Soit nous avons une chance inouïe, soit il existe vraiment de nombreux Univers


Il est facile d’envisager d’autres univers, régis par des lois physiques légèrement différentes, dans lesquels aucune vie intelligente, ni d’ailleurs aucun type de système complexe organisé, ne pourrait voir le jour. Devrions-nous donc nous étonner de l’existence d’un univers dans lequel nous avons pu émerger ?

C’est une question à laquelle des physiciens, dont je fais partie, tentent de répondre depuis des décennies. Mais cela s’avère difficile.

Bien que nous puissions retracer avec certitude l’histoire cosmique jusqu’à une seconde après le Big Bang, ce qui s’est passé avant est plus difficile à évaluer. Nos accélérateurs ne peuvent tout simplement pas produire suffisamment d’énergie pour reproduire les conditions extrêmes qui prévalaient lors de la première nanoseconde.

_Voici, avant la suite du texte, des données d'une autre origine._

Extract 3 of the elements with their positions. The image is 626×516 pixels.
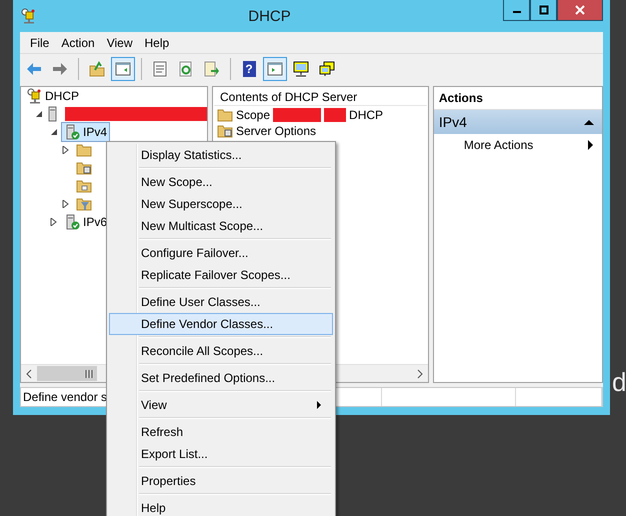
row-suffix: DHCP [349,108,384,122]
window-title: DHCP [247,8,292,24]
background-text: d [612,367,626,398]
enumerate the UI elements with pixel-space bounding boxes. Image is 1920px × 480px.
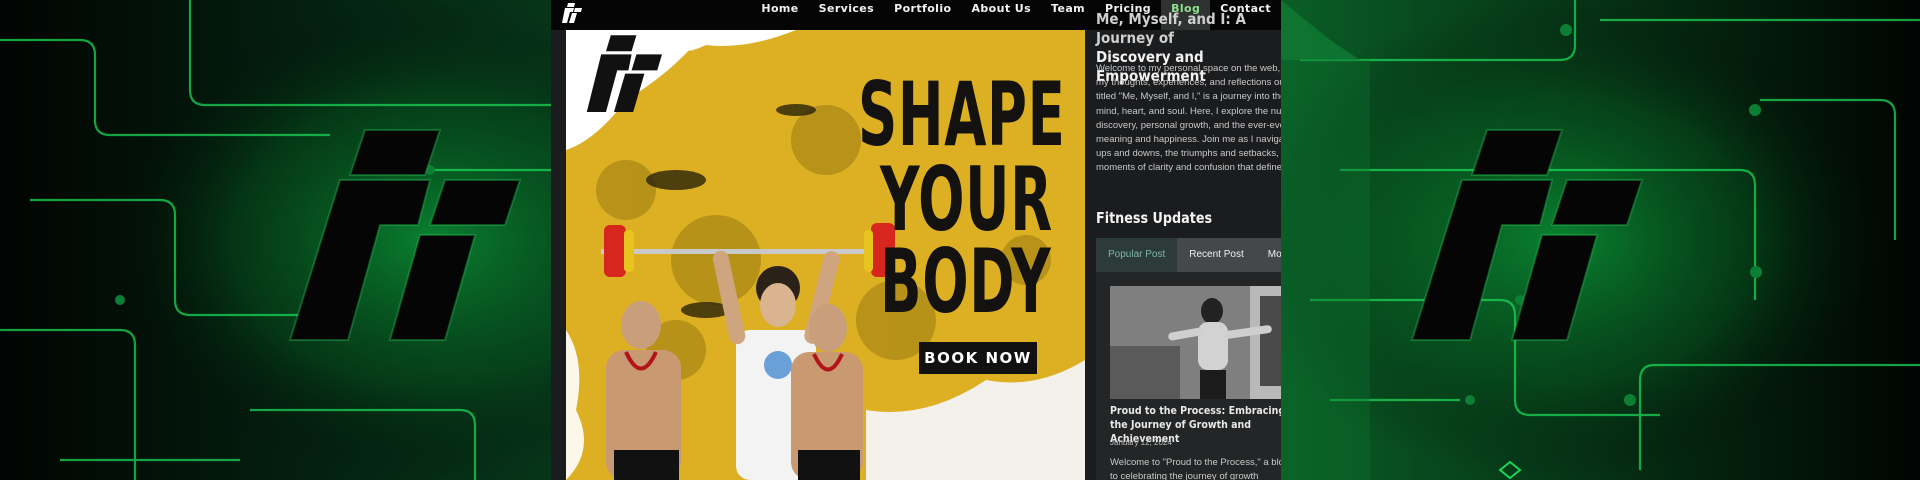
brand-logo-right bbox=[1410, 129, 1644, 341]
article-title-line1: Me, Myself, and I: A Journey of bbox=[1096, 10, 1246, 47]
article-intro: Welcome to my personal space on the web,… bbox=[1096, 63, 1281, 174]
nav-team[interactable]: Team bbox=[1041, 0, 1095, 30]
post-thumbnail-art bbox=[1110, 286, 1281, 399]
book-now-button[interactable]: BOOK NOW bbox=[919, 342, 1037, 374]
brand-logo-left bbox=[288, 129, 522, 341]
post-card[interactable]: Proud to the Process: Embracing the Jour… bbox=[1096, 272, 1281, 480]
nav-portfolio[interactable]: Portfolio bbox=[884, 0, 961, 30]
tab-popular-post[interactable]: Popular Post bbox=[1096, 238, 1178, 272]
hero-poster: SHAPE YOUR BODY BOOK NOW bbox=[566, 30, 1085, 480]
hero-headline-line3: BODY bbox=[880, 230, 1052, 333]
nav-about-us[interactable]: About Us bbox=[961, 0, 1041, 30]
post-excerpt: Welcome to "Proud to the Process," a blo… bbox=[1110, 457, 1281, 480]
tab-most-viewed[interactable]: Most Viewed bbox=[1256, 238, 1281, 272]
post-date: January 12, 2024 bbox=[1110, 438, 1172, 447]
website-screenshot: Home Services Portfolio About Us Team Pr… bbox=[551, 0, 1281, 480]
post-thumbnail[interactable] bbox=[1110, 286, 1281, 399]
hero-headline-line1: SHAPE bbox=[858, 63, 1066, 166]
post-tabs: Popular Post Recent Post Most Viewed bbox=[1096, 238, 1281, 272]
tab-recent-post[interactable]: Recent Post bbox=[1177, 238, 1255, 272]
nav-home[interactable]: Home bbox=[751, 0, 808, 30]
fitness-updates-heading: Fitness Updates bbox=[1096, 209, 1213, 227]
site-logo-icon[interactable] bbox=[560, 2, 584, 24]
nav-services[interactable]: Services bbox=[809, 0, 884, 30]
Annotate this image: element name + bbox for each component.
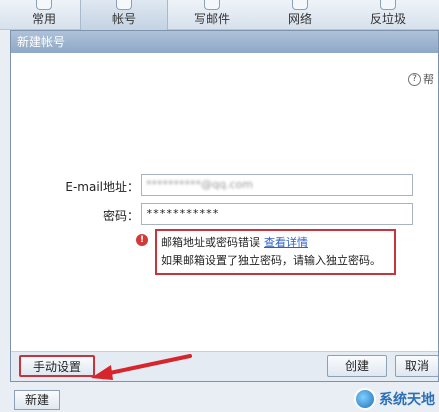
help-link[interactable]: ? 帮 [408,71,434,87]
network-icon [292,0,308,10]
tab-label: 写邮件 [193,12,230,26]
error-hint: 如果邮箱设置了独立密码，请输入独立密码。 [161,254,381,267]
email-value: **********@qq.com [146,178,253,191]
manual-setup-button[interactable]: 手动设置 [19,355,95,377]
tab-label: 反垃圾 [369,12,406,26]
watermark-text: 系统天地 [379,392,435,408]
tab-compose[interactable]: 写邮件 [168,0,256,30]
top-tab-bar: 常用 帐号 写邮件 网络 反垃圾 [0,0,439,30]
tab-label: 网络 [287,12,312,26]
new-account-dialog: 新建帐号 ? 帮 E-mail地址： **********@qq.com 密码：… [10,30,439,382]
help-icon: ? [408,72,421,86]
error-message-box: 邮箱地址或密码错误 查看详情 如果邮箱设置了独立密码，请输入独立密码。 [155,229,396,275]
shield-icon [380,0,396,10]
home-icon [36,0,52,10]
cancel-button[interactable]: 取消 [395,355,439,377]
email-field[interactable]: **********@qq.com [141,174,413,196]
tab-account[interactable]: 帐号 [80,0,168,30]
help-label: 帮 [423,73,434,86]
tab-network[interactable]: 网络 [256,0,344,30]
dialog-title: 新建帐号 [11,31,438,53]
tab-label: 常用 [31,12,56,26]
annotation-arrow [91,354,192,380]
new-button[interactable]: 新建 [14,390,60,410]
watermark-logo-icon [354,388,376,410]
tab-antispam[interactable]: 反垃圾 [344,0,432,30]
tab-common[interactable]: 常用 [0,0,88,30]
view-details-link[interactable]: 查看详情 [264,236,308,249]
create-button[interactable]: 创建 [327,355,387,377]
dialog-button-bar: 手动设置 创建 取消 [11,351,439,381]
account-icon [116,0,132,10]
error-text: 邮箱地址或密码错误 [161,236,260,249]
watermark: 系统天地 [354,388,435,410]
error-icon: ! [136,234,148,246]
password-field[interactable]: *********** [141,203,413,225]
tab-label: 帐号 [111,12,136,26]
compose-icon [204,0,220,10]
password-label: 密码： [102,209,139,223]
email-label: E-mail地址： [65,180,139,194]
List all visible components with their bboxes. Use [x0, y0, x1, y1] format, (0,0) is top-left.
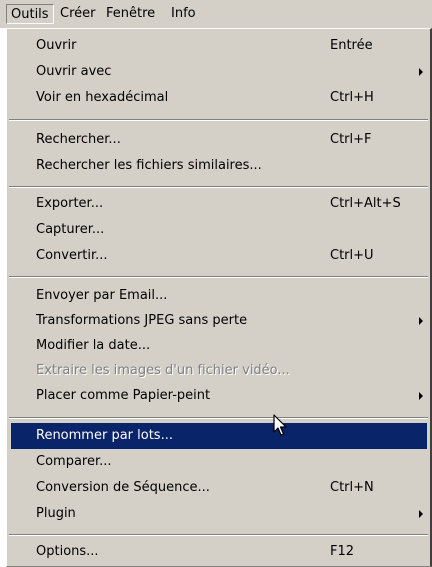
menu-item-convertir[interactable]: Convertir... Ctrl+U [11, 243, 427, 269]
mouse-pointer-icon [273, 414, 287, 436]
submenu-arrow-icon [419, 510, 423, 518]
menu-item-label: Comparer... [36, 454, 112, 469]
menu-item-label: Exporter... [36, 196, 104, 211]
submenu-arrow-icon [419, 68, 423, 76]
menu-item-shortcut: Ctrl+U [330, 248, 374, 263]
menu-item-label: Modifier la date... [36, 338, 151, 353]
menu-item-shortcut: Ctrl+H [330, 90, 374, 105]
menu-item-shortcut: F12 [330, 544, 355, 559]
menu-item-label: Options... [36, 544, 99, 559]
outils-dropdown-menu: Ouvrir Entrée Ouvrir avec Voir en hexadé… [6, 28, 432, 567]
menu-item-label: Conversion de Séquence... [36, 480, 210, 495]
menu-item-label: Rechercher... [36, 132, 121, 147]
menu-item-label: Transformations JPEG sans perte [36, 313, 248, 328]
menu-item-rechercher[interactable]: Rechercher... Ctrl+F [11, 127, 427, 153]
menu-item-rechercher-similaires[interactable]: Rechercher les fichiers similaires... [11, 153, 427, 179]
menu-item-label: Convertir... [36, 248, 108, 263]
menu-separator [9, 417, 428, 419]
menu-item-label: Capturer... [36, 222, 105, 237]
menu-item-label: Ouvrir [36, 38, 77, 53]
menu-bar: Outils Créer Fenêtre Info [0, 0, 432, 28]
menu-item-shortcut: Ctrl+F [330, 132, 372, 147]
menu-item-modifier-date[interactable]: Modifier la date... [11, 333, 427, 359]
menu-item-envoyer-email[interactable]: Envoyer par Email... [11, 283, 427, 309]
menu-item-label: Rechercher les fichiers similaires... [36, 158, 262, 173]
menu-item-placer-papier-peint[interactable]: Placer comme Papier-peint [11, 383, 427, 409]
menu-item-plugin[interactable]: Plugin [11, 501, 427, 527]
menu-item-ouvrir-avec[interactable]: Ouvrir avec [11, 59, 427, 85]
menu-item-conversion-sequence[interactable]: Conversion de Séquence... Ctrl+N [11, 475, 427, 501]
menu-outils[interactable]: Outils [6, 4, 54, 24]
menu-item-transformations-jpeg[interactable]: Transformations JPEG sans perte [11, 308, 427, 334]
menu-item-exporter[interactable]: Exporter... Ctrl+Alt+S [11, 191, 427, 217]
menu-item-shortcut: Ctrl+Alt+S [330, 196, 401, 211]
menu-item-shortcut: Entrée [330, 38, 373, 53]
menu-fenetre[interactable]: Fenêtre [102, 4, 159, 24]
menu-item-label: Ouvrir avec [36, 64, 112, 79]
menu-info[interactable]: Info [167, 4, 200, 24]
menu-item-label: Renommer par lots... [36, 428, 173, 443]
menu-separator [9, 186, 428, 188]
menu-separator [9, 534, 428, 536]
menu-item-label: Extraire les images d'un fichier vidéo..… [36, 363, 290, 378]
menu-item-extraire-images: Extraire les images d'un fichier vidéo..… [11, 358, 427, 384]
menu-item-label: Envoyer par Email... [36, 288, 168, 303]
menu-item-comparer[interactable]: Comparer... [11, 449, 427, 475]
menu-item-capturer[interactable]: Capturer... [11, 217, 427, 243]
menu-item-label: Placer comme Papier-peint [36, 388, 211, 403]
submenu-arrow-icon [419, 392, 423, 400]
menu-item-voir-hexadecimal[interactable]: Voir en hexadécimal Ctrl+H [11, 85, 427, 111]
menu-item-label: Voir en hexadécimal [36, 90, 169, 105]
menu-separator [9, 276, 428, 278]
menu-creer[interactable]: Créer [56, 4, 99, 24]
menu-item-renommer-par-lots[interactable]: Renommer par lots... [11, 423, 427, 449]
submenu-arrow-icon [419, 317, 423, 325]
menu-item-label: Plugin [36, 506, 76, 521]
menu-separator [9, 119, 428, 121]
menu-item-shortcut: Ctrl+N [330, 480, 374, 495]
menu-item-options[interactable]: Options... F12 [11, 539, 427, 565]
menu-item-ouvrir[interactable]: Ouvrir Entrée [11, 33, 427, 59]
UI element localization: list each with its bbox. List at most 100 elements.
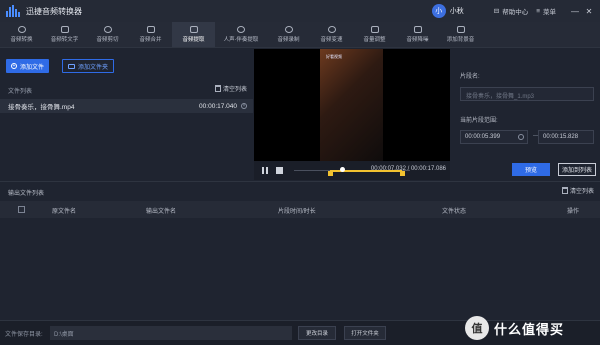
tool-label: 添加背景音 (446, 37, 475, 43)
bgm-icon (456, 26, 465, 33)
speed-icon (327, 26, 336, 33)
clear-output-button[interactable]: 清空列表 (561, 186, 594, 195)
tool-label: 音频转换 (10, 37, 33, 43)
video-preview: 好看视频 (254, 49, 450, 161)
pause-icon[interactable] (262, 167, 268, 174)
clip-name-label: 片段名: (460, 74, 480, 80)
remove-file-icon[interactable]: × (241, 103, 247, 109)
clear-list-label: 清空列表 (222, 87, 247, 93)
file-name: 接骨奏乐，接骨舞.mp4 (8, 104, 75, 111)
watermark-text: 什么值得买 (494, 321, 565, 337)
trash-icon (214, 85, 221, 92)
reset-start-icon[interactable] (518, 134, 524, 140)
vocal-icon (237, 26, 245, 33)
preview-button[interactable]: 预览 (512, 163, 550, 176)
merge-icon (146, 26, 155, 33)
col-clip-time: 片段时间/时长 (278, 209, 316, 215)
total-time: 00:00:17.086 (410, 166, 446, 172)
help-center-label: 帮助中心 (502, 9, 529, 16)
app-logo-icon (6, 5, 20, 17)
col-output-name: 输出文件名 (146, 209, 177, 215)
range-start-handle[interactable] (327, 171, 333, 176)
tool-vocal-extract[interactable]: 人声-伴奏提取 (215, 22, 267, 47)
tool-audio-record[interactable]: 音频录制 (267, 22, 310, 47)
menu-label: 菜单 (543, 9, 556, 16)
file-duration: 00:00:17.040 (199, 102, 237, 110)
tool-label: 人声-伴奏提取 (223, 37, 259, 43)
file-list-header: 文件列表 (8, 89, 33, 95)
tool-label: 音频变速 (320, 37, 343, 43)
time-separator: / (407, 166, 410, 172)
playhead[interactable] (339, 167, 345, 172)
tool-audio-convert[interactable]: 音频转换 (0, 22, 43, 47)
change-dir-button[interactable]: 更改目录 (298, 326, 336, 340)
volume-icon (370, 26, 379, 33)
clip-name-input[interactable]: 接骨奏乐，接骨舞_1.mp3 (460, 87, 594, 101)
username[interactable]: 小秋 (450, 6, 464, 16)
tool-label: 音频提取 (182, 37, 205, 43)
title-bar: 迅捷音频转换器 小 小秋 ⊟ 帮助中心 ≡ 菜单 — ✕ (0, 0, 600, 22)
app-title: 迅捷音频转换器 (26, 6, 82, 16)
tool-label: 音频录制 (277, 37, 300, 43)
clip-settings-panel: 片段名: 接骨奏乐，接骨舞_1.mp3 当前片段范围: 00:00:05.399… (450, 49, 600, 180)
convert-icon (17, 26, 26, 33)
start-time-value: 00:00:05.399 (465, 134, 501, 140)
denoise-icon (413, 26, 422, 33)
add-to-list-button[interactable]: 添加到列表 (558, 163, 596, 176)
tool-label: 音频合并 (139, 37, 162, 43)
open-folder-button[interactable]: 打开文件夹 (344, 326, 386, 340)
end-time-value: 00:00:15.828 (543, 134, 579, 140)
tool-audio-to-text[interactable]: 音频转文字 (43, 22, 86, 47)
tool-label: 音频剪切 (96, 37, 119, 43)
feature-toolbar: 音频转换 音频转文字 音频剪切 音频合并 音频提取 人声-伴奏提取 音频录制 音… (0, 22, 600, 48)
record-icon (284, 26, 293, 33)
video-watermark: 好看视频 (326, 54, 342, 59)
stop-icon[interactable] (276, 167, 283, 174)
folder-icon (68, 63, 75, 69)
site-watermark: 值 什么值得买 (465, 313, 564, 343)
save-dir-label: 文件保存目录: (5, 332, 43, 338)
save-dir-input[interactable]: D:\桌面 (50, 326, 292, 340)
tool-audio-speed[interactable]: 音频变速 (310, 22, 353, 47)
tool-label: 音量调整 (363, 37, 386, 43)
add-folder-label: 添加文件夹 (78, 64, 109, 71)
watermark-logo: 值 (465, 316, 489, 340)
add-file-button[interactable]: + 添加文件 (6, 59, 50, 73)
select-all-checkbox[interactable] (18, 206, 25, 213)
text-icon (60, 26, 69, 33)
tool-label: 音频转文字 (50, 37, 79, 43)
tool-audio-extract[interactable]: 音频提取 (172, 22, 215, 47)
end-time-field[interactable]: 00:00:15.828 (538, 130, 594, 144)
help-icon: ⊟ (493, 8, 500, 15)
close-button[interactable]: ✕ (582, 0, 596, 22)
player-controls: 00:00:07.032 / 00:00:17.086 (254, 161, 450, 180)
help-center-button[interactable]: ⊟ 帮助中心 (494, 6, 528, 16)
tool-audio-cut[interactable]: 音频剪切 (86, 22, 129, 47)
avatar[interactable]: 小 (431, 4, 446, 18)
clear-output-label: 清空列表 (569, 189, 594, 195)
add-file-label: 添加文件 (20, 64, 45, 71)
tool-label: 音频降噪 (406, 37, 429, 43)
start-time-field[interactable]: 00:00:05.399 (460, 130, 528, 144)
file-list-item[interactable]: 接骨奏乐，接骨舞.mp4 00:00:17.040 × (0, 99, 253, 113)
tool-audio-denoise[interactable]: 音频降噪 (396, 22, 439, 47)
menu-icon: ≡ (536, 7, 540, 15)
plus-icon: + (11, 63, 17, 69)
output-table-header: 原文件名 输出文件名 片段时间/时长 文件状态 操作 (0, 201, 600, 218)
col-source-name: 原文件名 (52, 209, 77, 215)
tool-add-bgm[interactable]: 添加背景音 (439, 22, 482, 47)
output-file-panel: 输出文件列表 清空列表 原文件名 输出文件名 片段时间/时长 文件状态 操作 (0, 181, 600, 319)
trash-icon (561, 187, 568, 194)
col-status: 文件状态 (442, 209, 467, 215)
add-folder-button[interactable]: 添加文件夹 (62, 59, 115, 73)
scissors-icon (103, 26, 112, 33)
col-actions: 操作 (567, 209, 580, 215)
minimize-button[interactable]: — (568, 0, 582, 22)
clear-file-list-button[interactable]: 清空列表 (214, 84, 247, 93)
clip-range-label: 当前片段范围: (460, 118, 498, 124)
video-frame: 好看视频 (320, 49, 383, 161)
output-list-title: 输出文件列表 (8, 191, 45, 197)
tool-audio-merge[interactable]: 音频合并 (129, 22, 172, 47)
menu-button[interactable]: ≡ 菜单 (536, 6, 556, 17)
tool-volume-adjust[interactable]: 音量调整 (353, 22, 396, 47)
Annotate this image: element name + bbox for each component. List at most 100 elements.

Mais nous pensons que c’est au cours de cette première fraction de seconde que les principales caractéristiques de notre univers ont été imprimées.

Les conditions de l’Univers peuvent être décrites par ses “constantes fondamentales” – des quantités fixes dans la nature, telles que la constante gravitationnelle (appelée G) ou la vitesse de la lumière (appelée C). Il en existe une trentaine qui représentent la taille et l’intensité de paramètres tels que la masse des particules, les forces ou l’expansion de l’Univers.

Mais nos théories n’expliquent pas quelles valeurs devraient avoir ces constantes. Au lieu de cela, nous devons les mesurer et introduire leurs valeurs dans nos équations pour décrire la nature avec précision.

Les valeurs des constantes se situent dans la fourchette qui permet l’évolution de systèmes complexes tels que les étoiles, les planètes, le carbone et, en fin de compte, les êtres humains. Les physiciens ont découvert que si l’on modifiait certains de ces paramètres de quelques pourcents seulement, notre univers deviendrait inanimé.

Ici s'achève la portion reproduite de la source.